The UN’s refugee convention was drawn up to give those driven from their homes by persecution not just sanctuary, but an opportunity to build new lives. It requires a response that is compassionate as well as legal, but the new rules will leave refugees in a cruel state of uncertainty.
Refugees will not be able to settle in any meaningful way if they know their right to live in the UK is to be reviewed every 30 months. Who will give them mortgages to buy homes if they can’t guarantee being here for more than a couple of years; how can they develop their careers when employers know that their employment may only be short-term; and how can young people plan their education when college courses may last longer than their right to stay?
Is this really how a Labour government should be treating those who have needed to flee from their homes and whose claims for asylum have already been accepted? What has happened to the “moral crusade” which Harold Wilson believed Labour must be?
I am sure that I am not the only person who remains a Labour member in hope that Labour will rediscover its soul, but is thankful that our electoral system will not let the party know how we cast our votes.
Dr Ken Ritchie
Blairgowrie, Perth and Kinross
The home secretary talks about her reforms to the asylum system, including reprocessing applications every two and a half years, as a means to end “pull factors” for refugees. This shows a disturbing lack of awareness about the current system.
The majority of those seeking asylum who we work with come to the UK because they have existing ties to this country. It is where they feel the safest in rebuilding their lives after fleeing war and persecution.
Despite the home secretary’s claims to the contrary, the Home Office has neither the ability nor the resources to implement this policy in a workable way. We already see initial applications taking more than a year. To increase the number that need to be reviewed is unfeasible and costly.
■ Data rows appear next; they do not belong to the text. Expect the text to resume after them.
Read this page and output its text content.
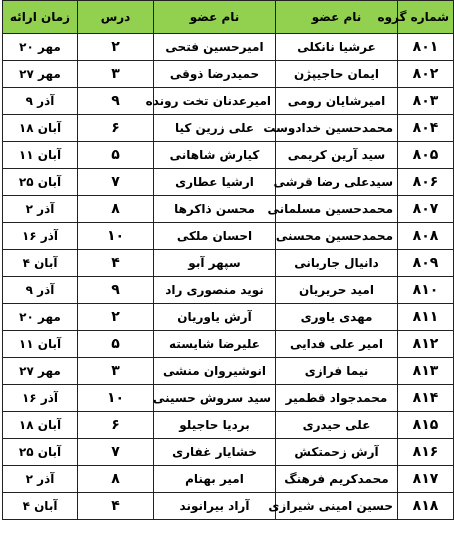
شماره گروه	نام عضو	نام عضو	درس	زمان ارائه
۸۰۱	عرشیا نانکلی	امیرحسین فتحی	۲	مهر ۲۰
۸۰۲	ایمان حاجیپژن	حمیدرضا ذوقی	۳	مهر ۲۷
۸۰۳	امیرشایان رومی	امیرعدنان تخت رونده	۹	آذر ۹
۸۰۴	محمدحسین خدادوست	علی زرین کیا	۶	آبان ۱۸
۸۰۵	سید آرین کریمی	کیارش شاهانی	۵	آبان ۱۱
۸۰۶	سیدعلی رضا قرشی	ارشیا عطاری	۷	آبان ۲۵
۸۰۷	محمدحسین مسلمانی	محسن ذاکرها	۸	آذر ۲
۸۰۸	محمدحسین محسنی	احسان ملکی	۱۰	آذر ۱۶
۸۰۹	دانیال جاربانی	سپهر آبو	۴	آبان ۴
۸۱۰	امید حریریان	نوید منصوری راد	۹	آذر ۹
۸۱۱	مهدی یاوری	آرش یاوریان	۲	مهر ۲۰
۸۱۲	امیر علی فدایی	علیرضا شایسته	۵	آبان ۱۱
۸۱۳	نیما فرازی	انوشیروان منشی	۳	مهر ۲۷
۸۱۴	محمدجواد قطمیر	سید سروش حسینی	۱۰	آذر ۱۶
۸۱۵	علی حیدری	بردیا حاجیلو	۶	آبان ۱۸
۸۱۶	آرش زحمتکش	خشایار غفاری	۷	آبان ۲۵
۸۱۷	محمدکریم فرهنگ	امیر بهنام	۸	آذر ۲
۸۱۸	حسین امینی شیرازی	آراد بیرانوند	۴	آبان ۴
Not only that, it would leave people seeking safety and security in limbo, at more risk of becoming undocumented and exploited.
This is a policy that is not supported by evidence, and instead has been designed to grab headlines with no thought to the harm it causes those individuals who hoped that they may find some safety here, and the economic and social costs to all of us.
Daniel Sohege
Director, Stand For All
The Home Office says: “We will always provide sanctuary to those fleeing war and persecution”. If that is really true, why is it so impossible to get to the UK as a place of sanctuary?
Before I read your article, I was talking to a mother who, with five children, is fleeing from a country torn apart by war. Her only method of seeking sanctuary in the UK is to pay a smuggler to bring her and her five children across the Channel. On perhaps her sixth attempt she was stopped by French police.
She and her children will, I know, try again to seek the sanctuary which we should surely be offering and which the Home Office claims we will provide. In Calais, the Home Office’s claim rings rather shallow.
The Rt Rev Mark Bryant
Honorary assistant bishop, Diocese of Newcastle
The UK has a great history of welcoming refugees such as the Huguenots, Kindertransport children, Vietnamese, Ugandan Asians, Syrians and Ukrainians into the nation.
The home secretary’s new hardline migration policies reflect similar messages advocated by Reform UK. This will push more Labour supporters such as myself to resign from the party. I resigned because these policies didn’t reflect any Labour values I hold or aware of and familiar with.
I am a Ugandan refugee who come to the UK in 1972. When the war started in Ukraine, I decided to welcome a refugee into my home from the country as a way of paying back and thanking the UK family who hosted my family in 1972.
From the 17th century, the welcome to refugees by the state has narrowed, with more barriers to successful refugee status claims. The new migration policies implies that entry fences are now being heightened beyond reach and several levels of gated barriers are being placed to significantly reduce a successful asylum claim. No previous Labour government has stooped as low as this. A U-turn to be proud of is still possible.